The rest emerge in time to see the plateau blow up volcanically. Challenger laments: "My lost world, lost forever." However, they did manage to save proof of their adventure: Roxton has diamonds which he gives to Malone and Jennifer who now are on the marriage track somehow ("Mrs. is still the best 'title' for a girl"); and the dinosaur egg hatches a tyrannosaur which Challenger predicts will grow big enough to wreak havoc on London, at whcih point they should all move out. Ho ho ho. The End.

Commentary: Beyond the character names, the film bears little resemblance to the Doyle tale. Too damned many people are along for the ride, and we just don't need half of them. All the plot changes are simply screwy and come blurting forth in premise-spasms randomly throughout the film. Though colorful, the film is irritating to sit through.

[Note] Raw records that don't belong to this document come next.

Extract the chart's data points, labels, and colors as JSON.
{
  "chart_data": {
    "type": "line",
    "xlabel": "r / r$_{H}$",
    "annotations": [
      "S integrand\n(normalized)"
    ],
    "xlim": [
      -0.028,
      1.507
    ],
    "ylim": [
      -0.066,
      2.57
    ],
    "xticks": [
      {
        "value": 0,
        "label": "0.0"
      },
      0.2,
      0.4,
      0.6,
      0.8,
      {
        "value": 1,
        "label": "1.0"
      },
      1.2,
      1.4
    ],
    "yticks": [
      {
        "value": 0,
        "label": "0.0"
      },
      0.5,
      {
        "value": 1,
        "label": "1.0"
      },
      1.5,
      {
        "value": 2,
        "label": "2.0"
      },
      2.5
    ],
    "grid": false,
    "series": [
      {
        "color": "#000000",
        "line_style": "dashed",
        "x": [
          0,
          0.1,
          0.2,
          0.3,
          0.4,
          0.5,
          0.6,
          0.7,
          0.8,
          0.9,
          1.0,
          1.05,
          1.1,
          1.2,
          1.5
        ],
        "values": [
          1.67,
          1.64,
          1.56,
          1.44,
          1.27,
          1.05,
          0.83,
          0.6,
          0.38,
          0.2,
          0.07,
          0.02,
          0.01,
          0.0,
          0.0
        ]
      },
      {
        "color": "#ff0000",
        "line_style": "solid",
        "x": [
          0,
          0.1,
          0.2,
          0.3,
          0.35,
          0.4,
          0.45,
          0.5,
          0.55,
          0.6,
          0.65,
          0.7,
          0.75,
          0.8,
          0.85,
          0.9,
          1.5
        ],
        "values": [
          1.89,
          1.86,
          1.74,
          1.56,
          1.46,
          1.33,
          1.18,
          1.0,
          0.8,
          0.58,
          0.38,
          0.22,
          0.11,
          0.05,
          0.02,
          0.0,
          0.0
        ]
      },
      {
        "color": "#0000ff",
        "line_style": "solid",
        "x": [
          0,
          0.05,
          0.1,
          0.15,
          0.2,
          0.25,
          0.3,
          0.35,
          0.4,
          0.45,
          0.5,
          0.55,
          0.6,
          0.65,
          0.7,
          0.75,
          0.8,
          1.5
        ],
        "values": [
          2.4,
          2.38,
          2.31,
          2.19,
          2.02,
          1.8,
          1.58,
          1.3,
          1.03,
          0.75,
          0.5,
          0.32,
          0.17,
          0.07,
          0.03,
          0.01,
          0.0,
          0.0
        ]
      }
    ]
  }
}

The dinosaurs are photographically enlarged lizards, and are enjoyable to see eating and slurping the air, but distressing to see encumbered with all the glued-on crap to make them into things that look like dinosaurs only insofar as they don't look like lizards anymore. Pitting the two lizards against each other for the fight scene is inexcusable. More humans need to be killed instead.